Salt and Seaweed Day

Today, we bought 6 kilos of fish just caught in the morning, and 6 kilos of salt. The salt was big grain, so we used a mortar and pestle to make smaller grains.

I helped one of the wives clean the fish, then showed them how to salt the fish in layers.

Everyone else was out working, so we were done for the day. When the boat didn’t come for awhile, we wandered down to the beach to check out the red seaweed farm.

Ladies were planting new lines by taking larger pieces of seaweed off lines, separating them, and then replanting the smaller pieces on new lines.

The same wife I helped clean and salt fish was there, and Andry and I helped her plant a line. We sat in the sand in the water, and the Indian Ocean was warm. I chatted through Andry about how we plant Alaska kelp, and soon we had our line planted. The lady said before we started, and just in passing, that she paid 400 ariary to plant a line, and when I asked for our money, she said she had to dock me 100 ariary for eating some of the seaweed. Tough boss.

We went back to the landing and watched beautiful sailboat after sailboat sail in, on their way, apparently, to the salt mine at the head of the “inland sea” to haul salt.  When our boat arrived, two others asked to go to town. An old, somewhat feeble Pa with a tattered bucket hat, and a middle age man in good health. I put the Pa in the padded middle seat in front of the steering console – the most comfortable seat on the boat – out of respect.

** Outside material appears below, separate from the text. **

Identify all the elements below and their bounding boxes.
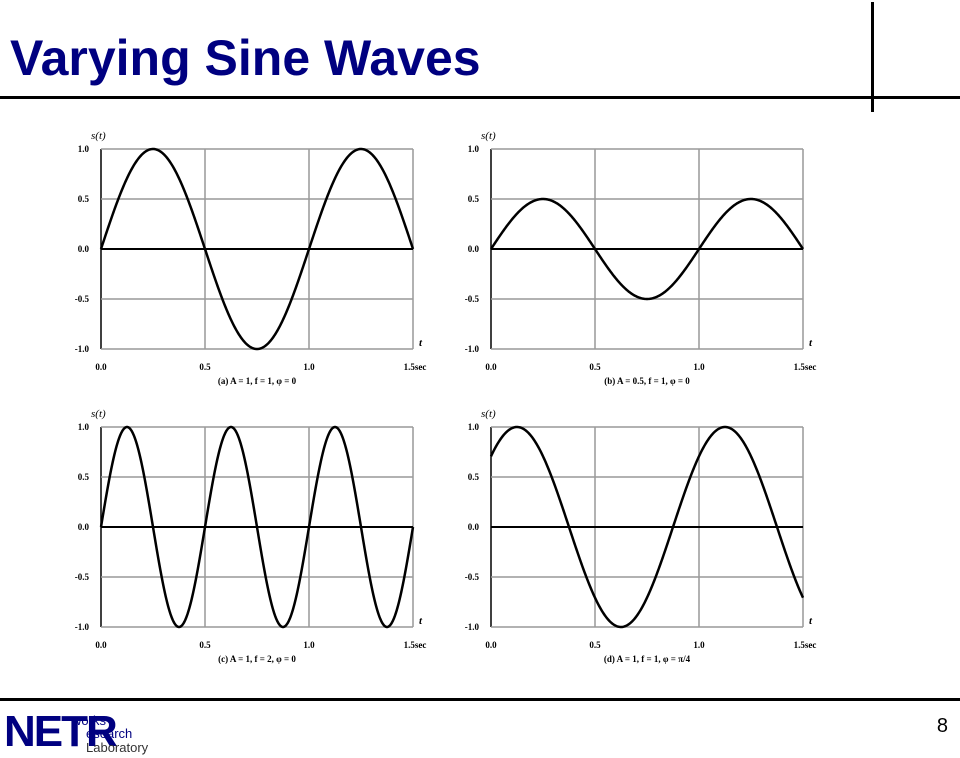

When we got back to Ecolodge, 3 Frenchmen came in at the same time in a guided canoe with outrigger with a PILE of fish. The biggest was about 50 lbs. A couple were bright red.

Then, the French husband owner of the Ecolodge showed up in their side by side ATV. I thought to pick up the fish. But no – they had a man who needed medical attention. Four men carried him to the boat I just got off, and away they went. To Morondava I assume, but not sure. I later found out it looked like the man had an appendicitis.

I helped the Pa off the boat, and went up to look at the fish. Then the Pa comes with his his hands out. First I thought it was to thank me. Then I realized he wanted money. As always, I never know what to do in this situation as in all the crowd of people, I stand out as the big white guy. I thanked the Pa, took a photo of the fish, and walked up to my room to get out of the situation.

They covered the fish on the beach, at least. But the fish weren’t bled and not cleaned. And had been in the sun. The red ones were bloating.  I was the only one who cared, of course. Apparently they will send the fish on ice to Morondava to sell.